Gov. Rick Perry announced on Sept. 13 a $3 million investment through the Texas Emerging Technology Fund to create the Center for Cell and Organ Biotechnology in collaboration with the Texas A&M University College of Veterinary Medicine & Biomedical Sciences and Texas Heart Institute.
Texas A&M’s veterinary college is home to the Michael E. DeBakey Institute for Cardiovascular Sciences. The institute is known for its biomedical research programs in vascular studies and cardiovascular devices.
The new center will be co-located at the existing laboratories in Houston and College Station, and will take a multifaceted approach to chronic disease for both human and veterinary health care, looking at cell and organ failure. It will be led by Dr. Doris Taylor, director of regenerative medicine research at THI, whose concentration is on the adult human stem cell field. Scientists, engineers, physicians, veterinarians, and business managers from THI and Texas A&M will be a part of the center.
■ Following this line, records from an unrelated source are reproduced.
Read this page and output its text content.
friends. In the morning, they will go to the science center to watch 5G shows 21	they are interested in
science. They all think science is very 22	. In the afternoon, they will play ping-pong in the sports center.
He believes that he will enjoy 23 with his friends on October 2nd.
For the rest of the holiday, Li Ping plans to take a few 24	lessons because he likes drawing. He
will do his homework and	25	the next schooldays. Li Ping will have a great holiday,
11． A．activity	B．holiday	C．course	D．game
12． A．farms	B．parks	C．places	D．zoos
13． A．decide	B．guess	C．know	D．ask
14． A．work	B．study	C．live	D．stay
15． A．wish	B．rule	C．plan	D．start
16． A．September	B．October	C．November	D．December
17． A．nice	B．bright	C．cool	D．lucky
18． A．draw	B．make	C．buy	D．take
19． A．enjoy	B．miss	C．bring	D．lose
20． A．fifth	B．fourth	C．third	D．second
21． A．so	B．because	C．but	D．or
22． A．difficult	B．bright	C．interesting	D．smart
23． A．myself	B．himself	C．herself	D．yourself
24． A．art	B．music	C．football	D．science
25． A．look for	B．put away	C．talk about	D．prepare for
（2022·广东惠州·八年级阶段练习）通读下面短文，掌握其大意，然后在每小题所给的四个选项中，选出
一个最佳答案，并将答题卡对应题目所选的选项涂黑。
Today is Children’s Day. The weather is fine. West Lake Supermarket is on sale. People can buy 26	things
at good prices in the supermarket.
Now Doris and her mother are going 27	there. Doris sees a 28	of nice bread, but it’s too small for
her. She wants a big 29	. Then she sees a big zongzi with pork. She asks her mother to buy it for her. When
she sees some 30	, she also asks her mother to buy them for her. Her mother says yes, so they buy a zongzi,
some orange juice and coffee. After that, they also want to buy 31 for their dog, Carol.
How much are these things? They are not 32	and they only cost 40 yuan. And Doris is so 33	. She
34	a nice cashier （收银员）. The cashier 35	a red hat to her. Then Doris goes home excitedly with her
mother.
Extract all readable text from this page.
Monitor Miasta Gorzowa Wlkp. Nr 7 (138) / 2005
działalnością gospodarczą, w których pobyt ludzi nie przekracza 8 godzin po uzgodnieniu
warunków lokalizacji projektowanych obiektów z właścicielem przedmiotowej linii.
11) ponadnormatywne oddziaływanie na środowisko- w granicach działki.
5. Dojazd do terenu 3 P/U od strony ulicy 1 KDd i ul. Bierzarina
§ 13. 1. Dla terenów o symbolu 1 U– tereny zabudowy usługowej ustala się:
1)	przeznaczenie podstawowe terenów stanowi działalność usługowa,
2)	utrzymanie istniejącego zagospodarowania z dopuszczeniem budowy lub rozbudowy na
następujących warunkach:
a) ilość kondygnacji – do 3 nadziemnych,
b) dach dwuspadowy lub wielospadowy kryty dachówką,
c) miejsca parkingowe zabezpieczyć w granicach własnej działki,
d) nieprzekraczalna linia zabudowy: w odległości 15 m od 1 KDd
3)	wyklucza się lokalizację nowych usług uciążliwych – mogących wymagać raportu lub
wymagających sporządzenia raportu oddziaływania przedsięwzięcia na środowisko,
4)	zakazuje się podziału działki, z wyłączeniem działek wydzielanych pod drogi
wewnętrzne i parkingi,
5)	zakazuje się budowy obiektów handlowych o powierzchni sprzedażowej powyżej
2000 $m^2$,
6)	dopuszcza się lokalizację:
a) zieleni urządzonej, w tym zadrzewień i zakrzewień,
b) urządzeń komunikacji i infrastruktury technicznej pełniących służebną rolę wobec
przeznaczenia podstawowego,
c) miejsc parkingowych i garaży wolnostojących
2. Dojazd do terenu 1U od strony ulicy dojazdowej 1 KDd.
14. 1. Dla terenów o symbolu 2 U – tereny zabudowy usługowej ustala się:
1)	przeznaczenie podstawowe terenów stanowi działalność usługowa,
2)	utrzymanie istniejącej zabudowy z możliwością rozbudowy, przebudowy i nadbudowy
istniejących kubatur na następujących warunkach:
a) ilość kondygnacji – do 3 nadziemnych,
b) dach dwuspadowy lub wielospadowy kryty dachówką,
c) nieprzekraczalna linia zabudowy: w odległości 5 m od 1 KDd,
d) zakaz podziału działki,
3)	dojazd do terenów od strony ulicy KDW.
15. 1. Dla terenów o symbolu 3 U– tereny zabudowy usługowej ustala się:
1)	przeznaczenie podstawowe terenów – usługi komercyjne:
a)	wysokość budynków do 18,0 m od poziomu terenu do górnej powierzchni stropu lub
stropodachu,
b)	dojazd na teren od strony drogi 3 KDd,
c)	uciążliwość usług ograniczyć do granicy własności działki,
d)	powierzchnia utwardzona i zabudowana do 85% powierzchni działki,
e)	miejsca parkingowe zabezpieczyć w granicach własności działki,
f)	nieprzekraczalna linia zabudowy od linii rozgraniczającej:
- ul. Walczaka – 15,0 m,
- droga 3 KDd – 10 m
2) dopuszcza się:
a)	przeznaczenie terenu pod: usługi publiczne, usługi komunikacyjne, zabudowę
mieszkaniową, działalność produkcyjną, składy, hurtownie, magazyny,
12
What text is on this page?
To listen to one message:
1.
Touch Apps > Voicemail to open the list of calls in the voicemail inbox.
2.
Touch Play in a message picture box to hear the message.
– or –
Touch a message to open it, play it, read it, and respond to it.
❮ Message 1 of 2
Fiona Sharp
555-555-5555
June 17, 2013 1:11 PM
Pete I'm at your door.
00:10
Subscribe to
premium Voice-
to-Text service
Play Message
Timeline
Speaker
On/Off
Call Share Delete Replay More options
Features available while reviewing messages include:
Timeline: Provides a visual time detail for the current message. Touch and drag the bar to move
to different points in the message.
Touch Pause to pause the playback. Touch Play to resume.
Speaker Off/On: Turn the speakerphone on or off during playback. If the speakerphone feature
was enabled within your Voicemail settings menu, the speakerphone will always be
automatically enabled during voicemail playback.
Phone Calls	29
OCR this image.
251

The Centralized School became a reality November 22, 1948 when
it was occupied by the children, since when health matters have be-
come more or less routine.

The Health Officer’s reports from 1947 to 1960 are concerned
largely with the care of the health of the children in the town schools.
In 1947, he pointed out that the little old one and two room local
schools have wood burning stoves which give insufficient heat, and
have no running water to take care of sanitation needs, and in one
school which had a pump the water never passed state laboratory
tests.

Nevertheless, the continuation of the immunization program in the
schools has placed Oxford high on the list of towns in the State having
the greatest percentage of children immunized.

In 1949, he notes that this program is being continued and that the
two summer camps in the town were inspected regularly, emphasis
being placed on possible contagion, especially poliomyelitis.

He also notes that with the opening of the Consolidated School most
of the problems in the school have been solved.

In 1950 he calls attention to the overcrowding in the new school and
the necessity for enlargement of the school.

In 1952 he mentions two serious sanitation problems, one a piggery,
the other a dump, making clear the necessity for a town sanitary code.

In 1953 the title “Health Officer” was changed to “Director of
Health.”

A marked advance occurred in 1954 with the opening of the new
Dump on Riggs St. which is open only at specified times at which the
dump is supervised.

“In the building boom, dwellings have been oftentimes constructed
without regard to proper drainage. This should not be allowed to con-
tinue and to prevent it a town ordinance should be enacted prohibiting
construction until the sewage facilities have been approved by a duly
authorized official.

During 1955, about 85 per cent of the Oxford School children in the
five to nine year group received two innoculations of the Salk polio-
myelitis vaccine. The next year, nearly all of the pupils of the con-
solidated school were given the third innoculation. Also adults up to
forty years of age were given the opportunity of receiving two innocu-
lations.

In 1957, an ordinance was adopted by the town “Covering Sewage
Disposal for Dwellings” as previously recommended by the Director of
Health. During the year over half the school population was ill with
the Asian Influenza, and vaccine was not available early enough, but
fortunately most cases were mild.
Dr. Eleanor M. Green, dean of the veterinary college, said in the press release, “We know that the health of animals and people is inextricably linked and this unique center will advance both human and animal health. Texas A&M veterinary students, medical students, undergraduate students, graduate students in biomedical sciences and other students from the Texas Medical Center and beyond will benefit from participating in the use of advanced stem cell technologies to advance the research of cardiovascular science, personalized medicine, organ replacement, regeneration and repair, and more.”
The Texas Emerging Technology Fund was created by the Texas Legislature in 2005 to enhance the quality of the Texas higher education system and its research potential by attracting world-class researchers to institutions in the state. To date, the fund has allocated more than $203 million to 142 early-stage companies and over $216 million in grant matching and research superiority funds to Texas universities.